Popieram wysiłki rządu, żeby ograniczyć zwiększanie deficytu. Tylko wydaje mi się, że nie uda się utrzymać tego deficytu w odniesieniu do całego sektora finansów publicznych na poziomie poniżej 3 proc. PKB, czyli nie uda się spełnić w latach 2009-10 jednego z głównych warunków przyjęcia przez Polskę euro.

Parę tygodni temu, w trakcie obcinania wydatków przez rząd, mówił Pan, że przy ponad 18,2 mld zł zaplanowanego deficytu potrzebne będzie jeszcze kolejne kilkadziesiąt miliardów.

Rozumiałem, że polityka fiskalna rządu jest po części podporządkowana programowi przystępowania do euro. Jeśli się spojrzy z tego punktu widzenia na pakiet ogłoszonych oszczędności, to - po pierwsze - nie jest to 20 mld zł, tylko ok. 10 mld, bo kolejne 10 mld to oszczędność kosztem większego zapożyczania się funduszu drogowego, który wchodzi w skład sektora finansów publicznych. Po drugie: to nawet nie jest 10 mld, bo premier mówi, że w dużym stopniu nie chodzi o cięcia, tylko o przesunięcia programów na później. Tymczasem z punktu widzenia kryteriów z Maastricht, które decydują o ocenie przez Komisję Europejską, czy dany kraj jest gotów do przyjęcia euro, liczy się tylko permanentne zmniejszenie wydatków sektora finansów publicznych.

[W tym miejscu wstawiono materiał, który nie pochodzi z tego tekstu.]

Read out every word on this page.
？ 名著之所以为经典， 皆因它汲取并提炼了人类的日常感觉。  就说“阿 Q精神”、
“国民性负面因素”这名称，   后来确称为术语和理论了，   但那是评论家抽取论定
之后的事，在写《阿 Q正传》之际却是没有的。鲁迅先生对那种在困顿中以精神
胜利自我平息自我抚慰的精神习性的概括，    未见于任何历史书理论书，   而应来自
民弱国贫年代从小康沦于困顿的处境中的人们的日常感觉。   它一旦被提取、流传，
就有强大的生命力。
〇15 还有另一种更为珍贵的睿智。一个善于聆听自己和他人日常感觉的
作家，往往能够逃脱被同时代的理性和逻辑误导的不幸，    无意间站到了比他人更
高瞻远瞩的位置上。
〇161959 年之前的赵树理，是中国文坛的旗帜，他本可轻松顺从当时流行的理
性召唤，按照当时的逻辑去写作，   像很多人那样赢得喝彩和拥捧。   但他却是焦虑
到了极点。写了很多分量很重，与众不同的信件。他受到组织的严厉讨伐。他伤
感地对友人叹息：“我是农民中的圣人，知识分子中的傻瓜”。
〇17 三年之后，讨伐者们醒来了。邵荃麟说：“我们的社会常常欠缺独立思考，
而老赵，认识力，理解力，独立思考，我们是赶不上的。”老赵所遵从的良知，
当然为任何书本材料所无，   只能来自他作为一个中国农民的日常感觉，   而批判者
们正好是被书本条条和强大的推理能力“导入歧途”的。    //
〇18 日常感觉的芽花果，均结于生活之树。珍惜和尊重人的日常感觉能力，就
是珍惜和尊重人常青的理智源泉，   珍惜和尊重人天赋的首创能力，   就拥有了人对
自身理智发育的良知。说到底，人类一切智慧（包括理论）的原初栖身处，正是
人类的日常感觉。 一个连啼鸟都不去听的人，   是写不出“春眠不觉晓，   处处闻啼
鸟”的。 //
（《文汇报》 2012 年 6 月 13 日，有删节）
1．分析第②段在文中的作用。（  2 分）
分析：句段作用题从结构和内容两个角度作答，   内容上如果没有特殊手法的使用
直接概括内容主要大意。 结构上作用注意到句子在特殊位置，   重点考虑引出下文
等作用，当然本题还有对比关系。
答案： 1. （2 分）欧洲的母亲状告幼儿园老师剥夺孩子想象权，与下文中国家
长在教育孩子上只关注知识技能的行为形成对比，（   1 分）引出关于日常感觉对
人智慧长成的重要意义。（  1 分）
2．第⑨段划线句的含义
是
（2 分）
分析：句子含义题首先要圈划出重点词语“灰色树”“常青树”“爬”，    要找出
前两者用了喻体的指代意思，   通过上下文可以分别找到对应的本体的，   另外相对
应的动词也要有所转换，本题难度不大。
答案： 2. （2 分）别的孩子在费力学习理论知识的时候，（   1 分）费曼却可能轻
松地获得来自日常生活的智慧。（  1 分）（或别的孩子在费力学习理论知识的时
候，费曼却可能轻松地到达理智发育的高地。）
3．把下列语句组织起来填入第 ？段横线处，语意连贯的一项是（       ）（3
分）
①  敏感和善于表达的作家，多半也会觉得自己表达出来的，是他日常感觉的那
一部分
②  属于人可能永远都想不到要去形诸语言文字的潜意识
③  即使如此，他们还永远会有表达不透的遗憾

A może tak naprawdę nie chodzi już o euro? Może rząd już odpuścił przyjęcie euro w 2012 r., ale podtrzymuje fikcję - po pierwsze, by zmniejszyć presję inwestorów na złotego, a po drugie, żeby hamować apetyty opozycji i jednak nie dopuścić do zwiększenia deficytu ponad to, co absolutnie niezbędne?

Mamy trzy możliwości. Pierwsza jest taka, że traktujemy poważnie przyjętą przez rząd mapę drogową wejścia do strefy euro. I jeśli tak, to rząd powinien powiedzieć: "Oceniamy w tej chwili, że o tyle i tyle mniejsze będą dochody, a większe wydatki sztywne, więc dokonujemy zmian ustawowych i innych, odpowiednio dużych, aby spełnić wymagane kryterium fiskalne, czyli utrzymać deficyt sektora finansów publicznych wyraźnie poniżej 3 proc. produktu krajowego". Ten scenariusz nie jest jednak realizowany. Brak bowiem rewizji polityki fiskalnej w skali potrzebnej do tego, by strategię dotyczącą euro dało się wprowadzić w życie. W ocenie KE deficyt sektora w tym roku wyniesie 3,6 proc. PKB. Tę ocenę uważam za optymistyczną. W 2010 r. może być jeszcze większy.

Drugą możliwość proponują partie opozycyjne, zwłaszcza PiS. To strategia, która oznacza nie tylko rezygnację z wejścia do strefy euro, ale też znaczne podniesienie deficytu budżetowego, bo proponuje się podniesienie wydatków pomimo prawdopodobnie dużego spadku dochodów. Jednocześnie ignorowane jest ryzyko znacznego i potencjalnie niebezpiecznego wzrostu kosztów obsługi długu publicznego.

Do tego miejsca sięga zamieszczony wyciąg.